We’re currently making big technological leaps in culturing meat from animal cells, which is increasingly touted as a better alternative to other forms of meat production, like cattle farming. Growing meat in a lab side-steps the environmental and ethical impacts of raising beef in pastures, and killing these animals for food; producing meat this way is especially celebrated for generating much less of the methane and nitrous oxide that cows are famous for emitting, both of which are particularly powerful greenhouse gases.
Yet, making cultured meat does still require large amounts of energy to power production and maintain growth temperature for cells–and that results in carbon dioxide emissions, the Oxford University researchers point out in their study. CO2 also comes with its own unique set of challenges: methane may be more potent but it lasts in the atmosphere for only 12 years, whereas CO2 lingers for thousands, meaning it accumulates and worsens climate change in the long-run.
So, to truly compare the impact of farmed cattle and lab-grown meat, the researchers separately considered the amount of methane, nitrous oxide, and carbon dioxide arising from each types of food production. That’s a departure from previous emissions estimates, which have typically relied on ‘carbon dioxide equivalents’, a standard way of measuring emissions impact that equates the likes of methane with carbon dioxide–without taking their very different climate effects into account.
Using this more nuanced measure, the researchers were able to closely compare the climate impact of three beef production systems, and four possible methods of culturing meat, and to project their impacts 1000 years into the future.

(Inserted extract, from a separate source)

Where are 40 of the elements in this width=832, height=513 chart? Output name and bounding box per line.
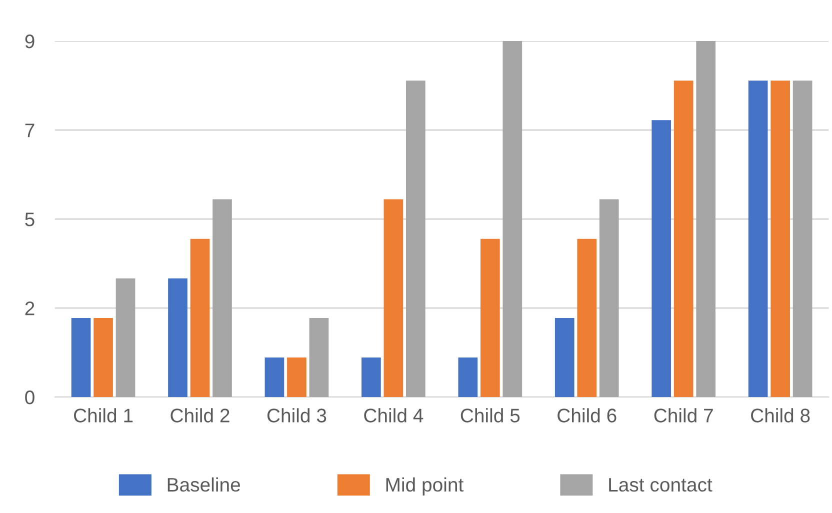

This was also modeled according to different possible consumption pathways–including a global decline in meat consumption to more sustainable levels.
This revealed that if both types of meat production were ramped up in the future to satisfy a continually growing global demand, initially the more potent effects of methane from live cattle would increase global warming. But over time these effects diminish, as methane dissipates in the atmosphere. Conversely, greater amounts of CO2 generated by labriculture would then start to accumulate, and ultimately intensify warming in millennia to come, because of the gas’s incredible longevity. Overall, labriculture is “increasingly outperformed by all of the cattle systems the longer that production is maintained,” the researchers write.

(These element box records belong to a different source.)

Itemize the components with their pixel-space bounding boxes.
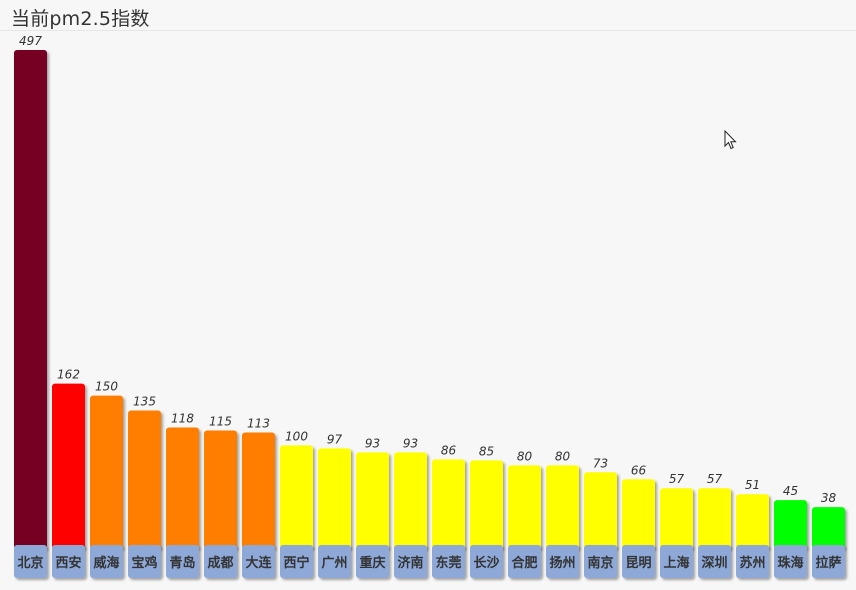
- category-label-bg: [774, 545, 807, 578]
- data-label: 150: [95, 380, 118, 394]
- category-label: 大连: [245, 555, 272, 571]
- bar-重庆[interactable]: [356, 452, 389, 549]
- category-label-bg: [204, 545, 237, 578]
- data-label: 100: [285, 429, 308, 443]
- category-label: 苏州: [739, 555, 765, 571]
- data-label: 115: [209, 414, 232, 428]
- data-label: 497: [19, 34, 42, 48]
- data-label: 51: [745, 478, 760, 492]
- data-label: 93: [403, 436, 418, 450]
- data-label: 66: [631, 463, 647, 477]
- bar-宝鸡[interactable]: [128, 410, 161, 549]
- bar-成都[interactable]: [204, 430, 237, 549]
- data-label: 86: [441, 443, 457, 457]
- data-label: 73: [593, 456, 608, 470]
- category-label-bg: [166, 545, 199, 578]
- category-label: 西宁: [283, 555, 309, 571]
- category-label-bg: [128, 545, 161, 578]
- category-label-bg: [736, 545, 769, 578]
- category-label-bg: [812, 545, 845, 578]
- category-label: 济南: [397, 555, 423, 571]
- category-label: 宝鸡: [131, 555, 157, 571]
- category-label-bg: [52, 545, 85, 578]
- data-label: 85: [479, 444, 494, 458]
- bar-青岛[interactable]: [166, 427, 199, 549]
- data-label: 135: [133, 395, 156, 409]
- category-label: 北京: [17, 555, 43, 571]
- category-label-bg: [280, 545, 313, 578]
- category-label: 威海: [93, 555, 119, 571]
- category-label-bg: [508, 545, 541, 578]
- bar-西安[interactable]: [52, 383, 85, 549]
- category-label: 成都: [207, 555, 233, 571]
- category-label: 上海: [663, 555, 689, 571]
- bar-大连[interactable]: [242, 432, 275, 549]
- bar-济南[interactable]: [394, 452, 427, 549]
- category-label-bg: [698, 545, 731, 578]
- bar-北京[interactable]: [14, 49, 47, 549]
- category-label: 扬州: [549, 555, 575, 571]
- data-label: 93: [365, 436, 380, 450]
- category-label: 西安: [55, 555, 81, 571]
- bar-扬州[interactable]: [546, 465, 579, 549]
- data-label: 45: [783, 484, 798, 498]
- bar-珠海[interactable]: [774, 500, 807, 549]
- data-label: 97: [327, 432, 343, 446]
- data-label: 162: [57, 368, 80, 382]
- category-label-bg: [356, 545, 389, 578]
- bar-拉萨[interactable]: [812, 507, 845, 549]
- category-label-bg: [318, 545, 351, 578]
- data-label: 80: [555, 449, 571, 463]
- bar-长沙[interactable]: [470, 460, 503, 549]
- category-label: 拉萨: [815, 555, 841, 571]
- data-label: 113: [247, 416, 270, 430]
- category-label-bg: [470, 545, 503, 578]
- category-label-bg: [90, 545, 123, 578]
- category-label-bg: [432, 545, 465, 578]
- bar-西宁[interactable]: [280, 445, 313, 549]
- category-label-bg: [14, 545, 47, 578]
- category-label: 长沙: [473, 555, 499, 571]
- bar-东莞[interactable]: [432, 459, 465, 549]
- category-label-bg: [660, 545, 693, 578]
- data-label: 57: [707, 472, 723, 486]
- bar-南京[interactable]: [584, 472, 617, 549]
- category-label: 珠海: [777, 555, 803, 571]
- bar-苏州[interactable]: [736, 494, 769, 549]
- bar-广州[interactable]: [318, 448, 351, 549]
- category-label: 深圳: [701, 555, 727, 571]
- category-label-bg: [546, 545, 579, 578]
- category-label: 南京: [587, 555, 613, 571]
- data-label: 38: [821, 491, 837, 505]
- category-label: 广州: [321, 555, 347, 571]
- category-label-bg: [584, 545, 617, 578]
- title-bar: 当前pm2.5指数: [0, 0, 856, 31]
- category-label: 合肥: [511, 555, 537, 571]
- chart-title: 当前pm2.5指数: [11, 8, 150, 30]
- category-label-bg: [242, 545, 275, 578]
- bar-威海[interactable]: [90, 395, 123, 549]
- mouse-pointer-icon: [724, 130, 737, 150]
- category-label: 青岛: [169, 555, 195, 571]
- bar-合肥[interactable]: [508, 465, 541, 549]
- data-label: 80: [517, 449, 533, 463]
- bar-深圳[interactable]: [698, 488, 731, 549]
- category-label-bg: [394, 545, 427, 578]
- category-label: 昆明: [625, 555, 651, 571]
- category-label-bg: [622, 545, 655, 578]
- bar-昆明[interactable]: [622, 479, 655, 549]
- category-label: 重庆: [359, 555, 385, 571]
- data-label: 57: [669, 472, 685, 486]
- data-label: 118: [171, 411, 194, 425]
- bar-上海[interactable]: [660, 488, 693, 549]
- category-label: 东莞: [435, 555, 461, 571]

Even if humans started to reign in their appetite for meat over the 1000-year period, they found that the CO2 from cultured meat production would continue to accumulate and persist, still exceeding the warming impact of some types of beef production. However, this comes with a critical caveat. Expanding pasture land for cows–which often means deforestation–is itself a huge source of CO2 emissions in cattle farming, but the researchers say they weren’t able to include this factor in their analysis. That would likely skew the results.

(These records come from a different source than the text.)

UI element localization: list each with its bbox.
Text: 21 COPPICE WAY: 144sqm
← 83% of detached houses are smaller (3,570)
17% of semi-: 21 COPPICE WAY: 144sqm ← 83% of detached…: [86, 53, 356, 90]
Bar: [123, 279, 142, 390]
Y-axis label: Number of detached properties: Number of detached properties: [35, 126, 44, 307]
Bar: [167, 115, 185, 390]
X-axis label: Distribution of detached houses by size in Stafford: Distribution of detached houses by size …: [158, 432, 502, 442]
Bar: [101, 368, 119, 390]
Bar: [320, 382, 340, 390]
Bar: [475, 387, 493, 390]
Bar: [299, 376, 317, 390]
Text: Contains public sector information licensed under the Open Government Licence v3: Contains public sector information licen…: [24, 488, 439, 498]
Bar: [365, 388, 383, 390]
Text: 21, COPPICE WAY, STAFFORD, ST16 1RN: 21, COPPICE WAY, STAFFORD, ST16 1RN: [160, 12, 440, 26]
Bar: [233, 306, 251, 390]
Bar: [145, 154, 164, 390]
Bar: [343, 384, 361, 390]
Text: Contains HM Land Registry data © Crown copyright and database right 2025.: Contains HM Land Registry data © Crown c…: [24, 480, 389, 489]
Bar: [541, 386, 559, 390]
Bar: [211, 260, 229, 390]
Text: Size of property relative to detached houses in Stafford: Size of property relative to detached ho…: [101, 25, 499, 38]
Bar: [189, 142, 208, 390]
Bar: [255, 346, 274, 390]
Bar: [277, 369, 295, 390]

Similarly, producing large amounts of meat in the confines of a lab would reduce the conversion of forested land into pasture for farming cattle–in turn keeping more CO2 trapped in the ground. This is a benefit of lab-grown meat that wasn’t thoroughly explored in the study.
The paper makes another potentially problematic assumption, which is that labriculture will always rely on fossil fuels to power its operations. However, renewable energy could potentially provide some of that energy in the future–especially likely in an industry that’s trying to be green. If that happened, it would completely change the high emissions profile of lab-grown meat that’s presented in this study.
Nevertheless, what the research does prove is that when estimating the climate impact of food, relying on CO2 equivalents alone could be misleading. Methane doesn’t have the same long-term climate impact as some studies suggest, and this way of thinking about emissions may actually minimise CO2’s cumulative role in altering our climate.
The study also underscores the valuable fact that renewable energy streams will be essential to producing lab-grown burgers and the like, if they’re to have a place in our sustainable food future.